Bisogna ripensare e potenziare il ruolo del Mobility Manager di area che in ogni comune, nelle intenzioni del legislatore (DM 20/12/2000), deve contribuire al coordinamento delle azioni del comune, delle aziende di trasporto e dei Mobility Manager aziendali per ridurre gli impatti della mobilità dei lavoratori. Bisogna dare un vero ruolo ai Mobility Manager scolatici, figure introdotte recentemente dalla normativa (L. 221/2015), su base volontaria, ma ancora privi di competenze e strumenti.
Bisogna reindirizzare il rilancio economico e la conseguente mobilità con una chiara adesione agli obiettivi di sostenibilità definiti da Agenda 2030: decarbonizzazione, indipendenza energetica, qualità dell’aria come misura di resilienza sanitaria, promozione della produzione locale e logistica urbana elettrica, integrazione sviluppo della mobilità sostenibile con la riqualificazione degli spazi sociali della vita urbana.

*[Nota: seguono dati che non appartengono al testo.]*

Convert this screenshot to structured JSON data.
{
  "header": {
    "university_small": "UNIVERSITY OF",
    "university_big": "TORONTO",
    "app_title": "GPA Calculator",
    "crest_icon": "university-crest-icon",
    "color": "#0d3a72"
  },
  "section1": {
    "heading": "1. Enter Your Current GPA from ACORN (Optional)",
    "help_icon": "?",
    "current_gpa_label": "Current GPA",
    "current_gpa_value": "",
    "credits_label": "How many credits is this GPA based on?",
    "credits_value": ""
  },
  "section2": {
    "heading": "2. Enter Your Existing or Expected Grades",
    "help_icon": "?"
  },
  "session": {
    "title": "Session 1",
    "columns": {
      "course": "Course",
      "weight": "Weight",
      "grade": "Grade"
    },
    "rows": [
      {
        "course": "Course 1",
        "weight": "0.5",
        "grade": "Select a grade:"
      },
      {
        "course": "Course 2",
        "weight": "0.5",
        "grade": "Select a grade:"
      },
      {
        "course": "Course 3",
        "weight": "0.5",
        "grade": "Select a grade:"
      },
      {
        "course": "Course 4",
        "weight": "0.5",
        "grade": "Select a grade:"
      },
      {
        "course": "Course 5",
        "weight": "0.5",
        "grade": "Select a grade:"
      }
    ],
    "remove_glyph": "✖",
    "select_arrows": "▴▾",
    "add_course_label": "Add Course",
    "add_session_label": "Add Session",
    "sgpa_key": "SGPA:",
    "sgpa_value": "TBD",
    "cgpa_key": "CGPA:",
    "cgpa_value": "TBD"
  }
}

Nel complesso rapporto tra trasporti e Covid-19 i trasporti sono dunque parte della causa (la mobilità favorisce l’interazione sociale e amplifica i contagi), parte degli effetti (la vulnerabilità indotta dall'inquinamento da traffico è una concausa dei decessi la morte dei contagiati), parte della soluzione (una mobilità attiva migliore la salute e meno auto riducono la nostra vulnerabilità).
I grandi temi del cambiamento climatico e dello sviluppo sostenibile che animavano il dibattito pochi mesi fa, non sono estranei all’emergenza pandemica che stiamo vivendo, sono tutti originati dalla fragilità della nostra società e dalla loro natura globale, sia nelle cause che negli effetti. Dalla capacità di dare risposte strategiche istituzionali a livello globale e di gestire con responsabilità individuale le azioni a livello locale dipenderà gran parte del prossimo futuro della nostra società.